M. de Cérignan me donna un fusil de chasse fleurdelysé, des balles, et je me postai à un des deux croisillons qui donnaient au-dessus de l'entrée, tandis qu'il courait à l'autre.

Les révoltés dirigèrent leurs efforts sur la porte de la maison et l'attaquèrent à coups de hache; je voulus parlementer, je reçus une volée de coups de fusil. Alors, je ripostai à coups de carabine. Nous étions quatre contre cinq ou six cents. Nous tirions sans relâche. L'odeur de la poudre avait tellement enivré le vieux Cérignan qu'il parlait de faire une sortie.

À chaque coup de hache qui résonnait dans la porte comme un coup de canon, j'entendais mademoiselle de Cérignan invoquer le ciel, non pour elle mais pour Louis. Malgré ma préoccupation, je fus frappé de l'espèce de culte qu'elle lui rendait. Pourtant nos munitions s'épuisaient et mes dragons n'arrivaient pas. Étaient-ils, de leur côté, aux prises avec l'ennemi?

—Il n'y a plus de poudre! cria M. de Cérignan; jetons-leur les meubles sur la tête.

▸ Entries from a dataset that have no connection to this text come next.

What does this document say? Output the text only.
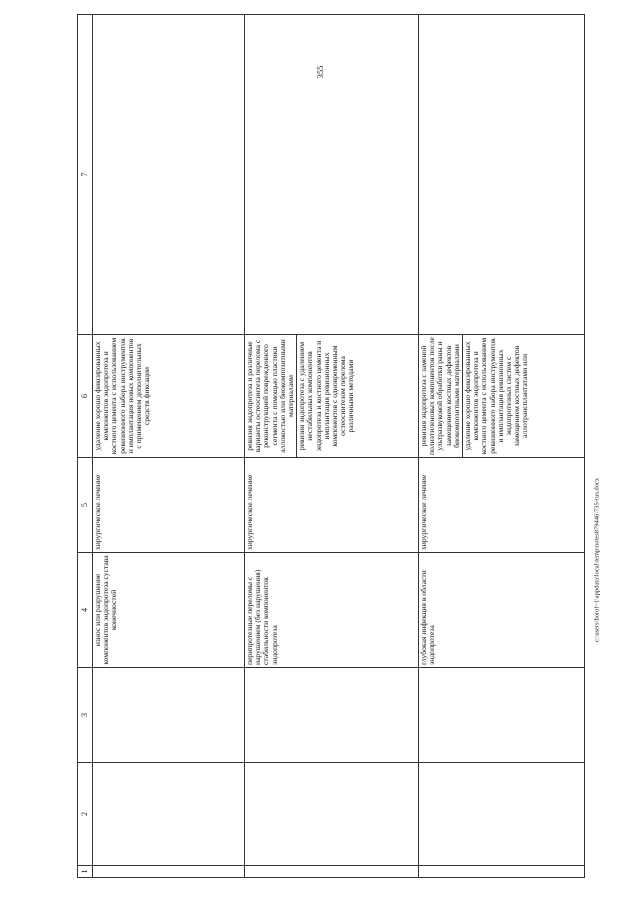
355
1	2	3	4	5	6	7
			износ или разрушение компонентов эндопротеза сустава конечностей	хирургическое лечение	удаление хорошо фиксированных компонентов эндопротеза и костного цемента с использованием ревизионного набора инструментов и имплантация новых компонентов с применением дополнительных средств фиксации	

			перипротезные переломы с нарушением (без нарушения) стабильности компонентов эндопротеза	хирургическое лечение	ревизия эндопротеза и различные варианты остеосинтеза перелома с реконструкцией поврежденного сегмента с помощью пластики аллокостью или биокомпозитными материалами ревизия эндопротеза с удалением нестабильных компонентов эндопротеза и костного цемента и имплантация ревизионных компонентов с одновременным остеосинтезом перелома различными методами	

			глубокая инфекция в области эндопротеза	хирургическое лечение	ревизия эндопротеза с заменой полиэтиленовых компонентов после ультразвуковой обработки раны и замещением костных дефектов биокомпозитными материалами удаление хорошо фиксированных компонентов эндопротеза и костного цемента с использованием ревизионного набора инструментов и имплантация ревизионных эндопротезных систем с замещением костных дефектов аллотрансплантатами или	

c:\users\borol~1\appdata\local\temp\notes879446\735-rus.docx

Mais les croisillons et l'escalier étaient trop étroits pour livrer passage au moindre coffre.

La porte cédait.

—Vite, vite! criai-je, empilons les meubles dans le couloir; une barricade!

On s'empressa d'apporter tout ce qui tomba sous la main. Olympe, surmontant sa frayeur, nous aida bravement.

Louis s'était réfugié en haut de l'escalier et, d'un air hébété par la peur, il nous regardait travailler.